On the issue of pollish though. When I consider the game's short production cycle, rushed release, and the fact that it was MumboJumbo's first major game... I remember Croaker's words to Mogaba in Glen Cook's
Dreams of Steel, "You've done wonders with nothing". And I feel like Myth III was still a great game despite its bugs.
Back to Myth III's plot:
Ofcoarse Myth III isn't dark!(, well, it is a little dark at the start,) Myth III is about Connacht "The Wolf" levelling the playing field by turning back the darkness which has plagued humanity for the past thousand years; and the dawn of a new age of enlightenment: the Wolf Age.
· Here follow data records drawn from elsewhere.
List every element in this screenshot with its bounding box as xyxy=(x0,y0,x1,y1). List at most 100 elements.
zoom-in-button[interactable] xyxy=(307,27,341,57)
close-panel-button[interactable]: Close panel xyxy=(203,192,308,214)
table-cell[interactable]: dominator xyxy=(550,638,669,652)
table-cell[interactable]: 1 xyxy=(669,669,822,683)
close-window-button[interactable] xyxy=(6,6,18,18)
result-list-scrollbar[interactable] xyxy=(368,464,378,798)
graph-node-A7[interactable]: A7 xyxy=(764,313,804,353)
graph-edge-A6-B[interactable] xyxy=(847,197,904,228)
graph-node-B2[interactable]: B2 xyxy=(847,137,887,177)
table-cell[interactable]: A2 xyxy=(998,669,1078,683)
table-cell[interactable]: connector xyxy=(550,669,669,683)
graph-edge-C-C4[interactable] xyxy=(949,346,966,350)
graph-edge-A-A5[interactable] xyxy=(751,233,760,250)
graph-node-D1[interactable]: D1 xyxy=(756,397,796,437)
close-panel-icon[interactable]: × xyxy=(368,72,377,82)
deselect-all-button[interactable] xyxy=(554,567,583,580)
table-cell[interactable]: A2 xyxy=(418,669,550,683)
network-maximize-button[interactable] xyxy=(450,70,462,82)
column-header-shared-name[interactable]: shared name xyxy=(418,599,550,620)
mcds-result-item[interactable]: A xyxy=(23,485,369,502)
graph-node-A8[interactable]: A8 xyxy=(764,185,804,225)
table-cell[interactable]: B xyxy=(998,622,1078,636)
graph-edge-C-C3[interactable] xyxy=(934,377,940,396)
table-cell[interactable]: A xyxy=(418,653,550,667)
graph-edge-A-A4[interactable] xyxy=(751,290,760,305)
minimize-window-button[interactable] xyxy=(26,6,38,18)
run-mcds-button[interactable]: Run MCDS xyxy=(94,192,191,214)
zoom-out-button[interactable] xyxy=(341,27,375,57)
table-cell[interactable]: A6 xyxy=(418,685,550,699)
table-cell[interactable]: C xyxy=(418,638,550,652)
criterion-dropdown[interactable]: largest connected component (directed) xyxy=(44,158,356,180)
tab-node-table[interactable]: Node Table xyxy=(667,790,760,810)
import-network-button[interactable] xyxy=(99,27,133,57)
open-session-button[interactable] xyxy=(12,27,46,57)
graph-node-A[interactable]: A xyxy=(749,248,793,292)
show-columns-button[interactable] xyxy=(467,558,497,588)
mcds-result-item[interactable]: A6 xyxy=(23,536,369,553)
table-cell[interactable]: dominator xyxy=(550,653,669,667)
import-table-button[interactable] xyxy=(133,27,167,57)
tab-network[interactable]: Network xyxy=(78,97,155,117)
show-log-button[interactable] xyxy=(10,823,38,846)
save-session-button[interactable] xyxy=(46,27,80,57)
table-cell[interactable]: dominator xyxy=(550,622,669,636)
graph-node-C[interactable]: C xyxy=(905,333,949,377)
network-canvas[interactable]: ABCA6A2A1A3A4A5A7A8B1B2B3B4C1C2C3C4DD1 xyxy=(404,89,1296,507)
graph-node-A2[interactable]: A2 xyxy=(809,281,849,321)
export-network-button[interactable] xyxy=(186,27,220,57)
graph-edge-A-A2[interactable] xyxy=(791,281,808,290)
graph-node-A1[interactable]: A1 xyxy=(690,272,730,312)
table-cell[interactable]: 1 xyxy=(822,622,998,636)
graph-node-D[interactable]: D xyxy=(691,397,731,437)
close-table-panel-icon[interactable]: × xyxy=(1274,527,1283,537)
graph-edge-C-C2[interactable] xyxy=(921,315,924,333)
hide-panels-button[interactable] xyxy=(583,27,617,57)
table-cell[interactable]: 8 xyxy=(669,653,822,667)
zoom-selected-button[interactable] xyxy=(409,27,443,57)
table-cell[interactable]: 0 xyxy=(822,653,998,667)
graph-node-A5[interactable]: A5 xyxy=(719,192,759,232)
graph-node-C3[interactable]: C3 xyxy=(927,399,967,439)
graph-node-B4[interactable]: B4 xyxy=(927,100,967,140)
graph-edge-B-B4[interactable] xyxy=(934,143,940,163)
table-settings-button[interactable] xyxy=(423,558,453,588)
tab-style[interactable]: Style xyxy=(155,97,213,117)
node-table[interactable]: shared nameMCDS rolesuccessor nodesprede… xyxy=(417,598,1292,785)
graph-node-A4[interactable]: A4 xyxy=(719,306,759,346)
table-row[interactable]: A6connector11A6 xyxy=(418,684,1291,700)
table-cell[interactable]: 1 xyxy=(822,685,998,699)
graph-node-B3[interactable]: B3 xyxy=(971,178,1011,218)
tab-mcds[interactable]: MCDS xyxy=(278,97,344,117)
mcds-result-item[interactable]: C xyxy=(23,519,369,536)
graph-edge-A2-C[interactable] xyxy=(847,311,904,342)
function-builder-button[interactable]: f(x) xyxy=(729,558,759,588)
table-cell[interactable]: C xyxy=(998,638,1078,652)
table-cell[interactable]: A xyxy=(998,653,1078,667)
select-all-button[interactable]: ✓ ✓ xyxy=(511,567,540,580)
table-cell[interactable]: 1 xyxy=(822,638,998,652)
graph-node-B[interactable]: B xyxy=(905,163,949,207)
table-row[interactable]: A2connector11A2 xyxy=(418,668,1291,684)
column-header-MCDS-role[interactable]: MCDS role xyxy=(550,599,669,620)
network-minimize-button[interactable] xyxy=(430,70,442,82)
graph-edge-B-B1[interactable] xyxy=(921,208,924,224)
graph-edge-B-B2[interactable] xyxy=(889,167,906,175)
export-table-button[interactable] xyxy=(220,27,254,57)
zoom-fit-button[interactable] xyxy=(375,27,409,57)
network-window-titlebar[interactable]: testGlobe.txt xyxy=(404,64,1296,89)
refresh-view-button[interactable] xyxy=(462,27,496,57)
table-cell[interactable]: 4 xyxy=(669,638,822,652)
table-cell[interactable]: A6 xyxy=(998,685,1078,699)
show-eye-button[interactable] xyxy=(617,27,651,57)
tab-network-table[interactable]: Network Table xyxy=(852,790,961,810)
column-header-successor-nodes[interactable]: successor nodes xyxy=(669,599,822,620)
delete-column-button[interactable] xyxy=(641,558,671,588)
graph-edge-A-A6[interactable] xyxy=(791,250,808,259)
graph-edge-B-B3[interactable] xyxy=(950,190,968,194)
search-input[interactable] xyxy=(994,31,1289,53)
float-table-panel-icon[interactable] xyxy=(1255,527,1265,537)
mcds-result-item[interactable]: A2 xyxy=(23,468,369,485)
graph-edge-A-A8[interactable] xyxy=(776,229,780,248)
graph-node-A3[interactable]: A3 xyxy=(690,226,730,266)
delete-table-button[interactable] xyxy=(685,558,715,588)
To those saying the third Myth isn't dark enough are missing the point, besides which those people already know that the world of Myth will get a lot darker in a thousand years. As the Deceiver, Narayan Singh (not to be confused with The Deceiver) would say, "Darkness always comes"
As for the lack of surprises inherent in a prequel. Firstly I would like to say that it is not about the journey. Finally, there comes my point from the following quote.
Wolf Age said:
Through all the confrontation and arguments, Connacht had learned great respect for the emperor. Even with the knowledge gained from Mazzarin's Codex, he muttered to himself, "This was not written"
Connacht's very words, after a moral shattering (to him and his army) event happened, "This was not written", ring contrary to those that say a prequal is incapable of handing out surprises.